The former president has had plenty of help in staying in the public eye. The House’s January 6 Committee recently voted to subpoena him to testify. The FBI raided Mar-a-Lago, his home in Palm Beach, Florida, in search of classified documents he kept after leaving office. And multiple other legal woes have ensured that some news of each day features Trump. A Trump bid for the White House in 2024 is looking increasingly likely. Despite his legal troubles, he remains a strong favorite among Republicans, of whom only a quarter prefer that he sit the next one out, according to a September poll.
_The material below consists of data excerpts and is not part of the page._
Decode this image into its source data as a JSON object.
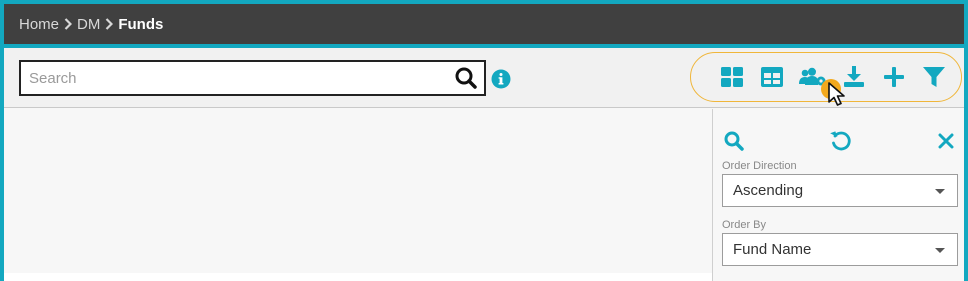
{
  "breadcrumb": {
    "items": [
      "Home",
      "DM"
    ],
    "current": "Funds"
  },
  "search": {
    "placeholder": "Search",
    "value": ""
  },
  "icons": {
    "search": "search-icon",
    "info": "info-icon",
    "grid_view": "grid-view-icon",
    "table_view": "table-view-icon",
    "group_settings": "group-settings-icon",
    "download": "download-icon",
    "add": "plus-icon",
    "filter": "filter-icon",
    "panel_search": "search-icon",
    "reset": "reset-icon",
    "close": "close-icon"
  },
  "filter_panel": {
    "order_direction": {
      "label": "Order Direction",
      "value": "Ascending"
    },
    "order_by": {
      "label": "Order By",
      "value": "Fund Name"
    }
  },
  "colors": {
    "accent": "#13a8c0",
    "header_bg": "#404040",
    "highlight": "#f3a91d",
    "group_border": "#f0b63a"
  }
}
A criminal charge against Trump would barely shake the devotion of his political base, the same poll says; judging by the reaction to the Mar-a Lago raid, it might even fire up his supporters all the more. Not even a conviction, complete with a prison sentence, need prevent him from running: Eugene V. Debs, a labor activist, ran for president in 1920 while serving a six-month sentence for his role in a railroad strike.
If Trump does run and his opponent is Joe Biden, he’d win, according to at least one recent poll. As the possibility of a potential Trump second term presents itself, more Americans will wonder—or worry, given that 61 percent of Americans, mostly Democrats and independents, don’t want him to run—what the 45th President of the United States might do as the 47th president.